Susan Taylor, president of the Board of Directors at the Yardley Historical Association has been a key supporter of Corsey’s and her work in the community. In her bid to become conservator of the church property, Corsey says she received a “wonderful letter of support” from Taylor.

And in November 2020, community member Gabrielle Cancelliere showed up at the A.M.E. Church building as a curious student of historic preservation at Bucks County Community College (BCCC).

“(Shirley) saw me walking around the building taking pictures,” Cancelliere said. “She comes down and asks, ‘Who are you?’ and I said, ‘I’m nobody.
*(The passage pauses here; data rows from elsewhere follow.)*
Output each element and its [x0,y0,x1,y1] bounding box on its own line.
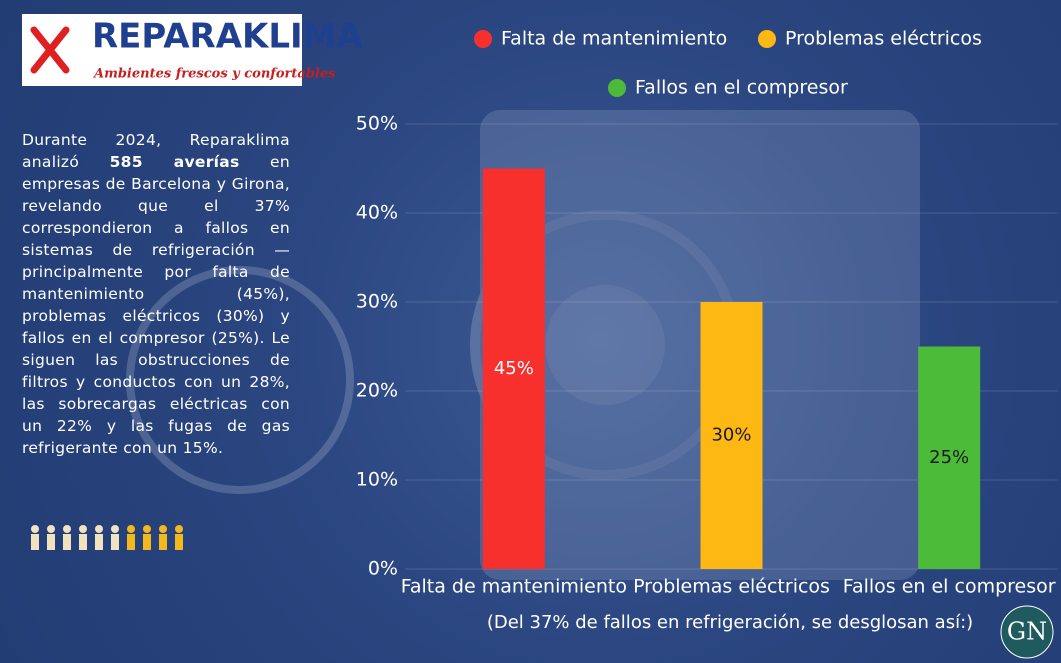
x-tick-label: Fallos en el compresor [843,576,1056,598]
legend-label: Falta de mantenimiento [501,28,727,50]
y-tick-label: 30% [356,291,398,313]
badge-text: GN [1007,618,1047,646]
y-tick-label: 40% [356,202,398,224]
legend-marker [758,30,776,48]
y-tick-label: 0% [368,558,398,580]
intro-after: en empresas de Barcelona y Girona, revel… [22,153,290,457]
legend-label: Fallos en el compresor [635,77,848,99]
value-label: 45% [494,358,534,379]
value-label: 30% [711,425,751,446]
bar [700,302,763,569]
people-icons [31,525,183,550]
x-axis-label: (Del 37% de fallos en refrigeración, se … [487,612,973,633]
legend-label: Problemas eléctricos [785,28,982,50]
y-tick-label: 10% [356,469,398,491]
badge [1000,605,1054,659]
y-tick-label: 50% [356,113,398,135]
background-art [126,110,920,580]
intro-before: Durante 2024, Reparaklima analizó [22,131,290,171]
x-tick-label: Problemas eléctricos [633,576,830,598]
bar [482,168,545,569]
legend-marker [608,79,626,97]
intro-text: Durante 2024, Reparaklima analizó 585 av… [22,129,290,459]
logo-tagline: Ambientes frescos y confortables [92,67,336,82]
logo-name: REPARAKLIMA [92,17,364,57]
legend-marker [474,30,492,48]
y-tick-label: 20% [356,380,398,402]
x-tick-label: Falta de mantenimiento [401,576,627,598]
bar [918,346,981,569]
value-label: 25% [929,447,969,468]
logo-box [22,14,302,86]
intro-bold: 585 averías [109,153,240,171]
logo-icon [30,26,70,74]
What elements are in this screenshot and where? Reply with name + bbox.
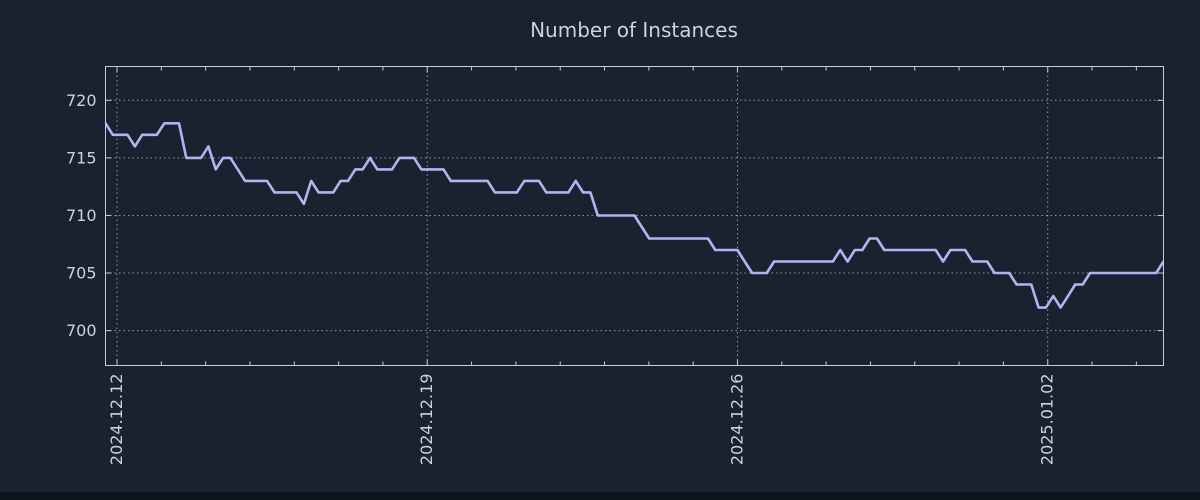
x-tick-label: 2025.01.02 — [1038, 374, 1057, 466]
x-tick-label: 2024.12.26 — [727, 374, 746, 466]
plot-border-rect — [105, 66, 1164, 366]
plot-border — [105, 66, 1164, 366]
x-tick-label: 2024.12.12 — [107, 374, 126, 466]
x-axis-labels: 2024.12.12 2024.12.19 2024.12.26 2025.01.02 — [107, 374, 1057, 466]
series-group — [105, 122, 1164, 309]
series-line — [105, 122, 1164, 309]
chart-title: Number of Instances — [530, 18, 738, 42]
y-axis-labels: 700 705 710 715 720 — [66, 91, 97, 340]
y-tick-label: 720 — [66, 91, 97, 110]
y-tick-label: 700 — [66, 321, 97, 340]
y-tick-label: 715 — [66, 148, 97, 167]
bottom-strip — [0, 492, 1200, 500]
y-tick-label: 705 — [66, 264, 97, 283]
y-tick-label: 710 — [66, 206, 97, 225]
grid-lines — [105, 66, 1164, 366]
x-tick-label: 2024.12.19 — [417, 374, 436, 466]
axis-ticks — [105, 66, 1164, 366]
I’m just a student and I’m interested in this building.’ More neighbors came out and we just kept talking.”

As the sun was setting and more people came outside, Cancelliere saw textbook lessons come to life right in front of her.

“It was a very vivid thing you remember in your brain,” she said. “They started talking about the building, the comings and goings of people, who’s watching over it, and how we can preserve it… I realized this is something they teach us in preservation classes — this is how it happens. Grassroots organizations and people.”

Cancelliere and Corsey exchanged information that day. In the meantime, Cancelliere would continue to share any research she could find at the Bucks County research library with Corsey. However, as time passed, Cancelliere temporarily lost touch with Corsey.

After graduating with a certificate in historic preservation, Cancelliere eventually found her way back to the recently renamed Gather Place and its magnetic conservator.

“I saw a yard sign advertising an open house at the AME Church with [Corsey’s] name on it,” she recalled. “And I was like, ‘No way! She’s doing it!’.”

Cancelliere went to Corsey’s next event and they reconnected.

“She was like, ‘Get in here girl. We have work to do.’ That’s how I got here,” she said.

Cancelliere now volunteers as Gather Place’s museum educator, researcher and administrative assistant.

“Shirley calls me her ‘right-hand jack of all trades’,” she says proudly.

Corsey credits Cancelliere for discovering the Preserving Black Churches program that led to the Generational Voices Project receiving the funds needed to continue.

Cancelliere admits that she grew up in Bucks County with a set of preconceived notions about the area being a settlement of mostly white people for so long; learning about the African American community and forming a close relationship with Corsey and the AME Church has given her purpose in her newfound vocation. She sees her role as a preservationist, as well as an activist.

“In historic preservation, there’s this trend of wanting to enhance our understanding of American history and the places we live,” she said. “In preserving them, increasing our understanding of our own history helps us create a more equitable future for everyone.”

And for Corsey, a more equitable future includes a dignified and inclusive recorded history.

“It’s all history,” Shirley emphasizes.

And she is determined to preserve the legacy of the African American community in Yardley for generations to come, regardless of what the future may hold.